The primary measure of relatedness between keys is the number of notes shared in common: The greater the overlap, the more closely related the keys. Each Major key contains seven notes: Thus, the greatest possible overlap is six notes. Because there are twelve pitches in the chromatic scale, the minimum overlap is two notes (five distinct for each key plus two shared=all twelve pitches of the chromatic scale.)
In the West, hearing and vision are often correlated: For instance, we speak of pitches as “high” and “low” and of melodies “rising” and “falling.” This cross-domain mapping is not universal: As ethnomusicologists have shown, to the ancient Greeks, pitches were “sharp” or “heavy,” in Bali they are “small” or “large,” to the Saya people of the Amazon “young” and “old.” In Zimbabawe, what we call low pitches are “crocodiles,” whereas high ones are “those who follow crocodiles.” (Eitan and Timmers, “Beethoven’s last piano sonatas and those who follow crocodiles,” 9th International Conference on Music Perception and Cognition, 2006).

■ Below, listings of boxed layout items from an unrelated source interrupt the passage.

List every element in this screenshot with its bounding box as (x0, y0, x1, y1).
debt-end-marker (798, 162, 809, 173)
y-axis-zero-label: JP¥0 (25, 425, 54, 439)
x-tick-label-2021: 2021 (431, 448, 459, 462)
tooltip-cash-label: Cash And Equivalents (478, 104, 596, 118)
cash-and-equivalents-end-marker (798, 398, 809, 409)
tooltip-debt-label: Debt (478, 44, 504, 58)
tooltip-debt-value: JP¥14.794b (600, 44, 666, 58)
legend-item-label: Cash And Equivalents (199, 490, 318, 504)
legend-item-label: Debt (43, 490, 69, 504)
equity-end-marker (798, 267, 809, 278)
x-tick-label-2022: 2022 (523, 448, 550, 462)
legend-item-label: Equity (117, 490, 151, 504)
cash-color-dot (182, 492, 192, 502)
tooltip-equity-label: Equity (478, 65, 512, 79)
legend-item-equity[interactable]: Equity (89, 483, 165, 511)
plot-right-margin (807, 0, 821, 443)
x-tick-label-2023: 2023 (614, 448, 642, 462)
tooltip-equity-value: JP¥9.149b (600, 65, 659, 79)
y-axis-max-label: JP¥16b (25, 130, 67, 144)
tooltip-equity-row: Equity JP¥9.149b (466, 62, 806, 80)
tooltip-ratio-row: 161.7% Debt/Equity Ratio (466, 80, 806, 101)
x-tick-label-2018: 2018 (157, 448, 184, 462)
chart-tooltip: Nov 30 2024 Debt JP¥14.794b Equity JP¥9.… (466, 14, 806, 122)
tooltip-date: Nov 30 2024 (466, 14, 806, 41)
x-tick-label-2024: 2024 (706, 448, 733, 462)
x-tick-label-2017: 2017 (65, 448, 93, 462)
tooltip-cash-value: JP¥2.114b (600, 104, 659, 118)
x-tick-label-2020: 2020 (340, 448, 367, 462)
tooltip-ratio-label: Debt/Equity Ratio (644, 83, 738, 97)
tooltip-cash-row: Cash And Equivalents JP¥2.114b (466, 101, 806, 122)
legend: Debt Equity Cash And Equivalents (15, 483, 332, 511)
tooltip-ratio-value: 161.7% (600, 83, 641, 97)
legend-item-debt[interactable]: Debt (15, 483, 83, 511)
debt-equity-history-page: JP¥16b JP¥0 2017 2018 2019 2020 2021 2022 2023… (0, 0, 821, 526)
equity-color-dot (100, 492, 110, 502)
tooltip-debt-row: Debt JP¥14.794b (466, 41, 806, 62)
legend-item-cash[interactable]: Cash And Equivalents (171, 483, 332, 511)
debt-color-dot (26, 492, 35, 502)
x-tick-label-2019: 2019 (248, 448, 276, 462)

To Western ears, our musical-spatial framework is so ingrained, it is hard to realize it is only a cultural metaphor: To us. the piccolo is “above” the tuba, the singer “reaches” for her high note and voices may move in “parallel” or “contrary motion.”
While individual pitches are aligned on a vertical plane—up and down--keys tend to be “visualized” on a horizontal plane — near and far. Closely related keys are perceived as ”neighboring,” whereas those that are not are perceived as “distant.”
For instance, the pitches B and C lie very close together:
Meanwhile, there is a wider interval between C and G:
With respect to keys, however, the opposite is true: Because the keys of C-Major and G-Major share six notes in common, they are perceived as neighboring.
Meanwhile, C-Major and B-Major—which share only 2 of 7 notes—are heard as far apart.
The circle of fifths is an iconic diagram of keys arrayed in circle, like the face of a clock: The more notes two keys share in common, the closer they lie on the circle.
Each Major key is paired with the minor one whose “natural” form shares the same scale: For instance, the keys of C-Major and a-natural minor share exactly the same seven pitches. These are called the relative Major and minor, because their pitch content is so closely related.
The circle of fifths is the primary way of visualizing harmonic distance. It is common to speak of “traveling” around the circle. Note that, just as with the twelve-hour time cycle, twelve steps around the circle of fifths returns you to your starting point.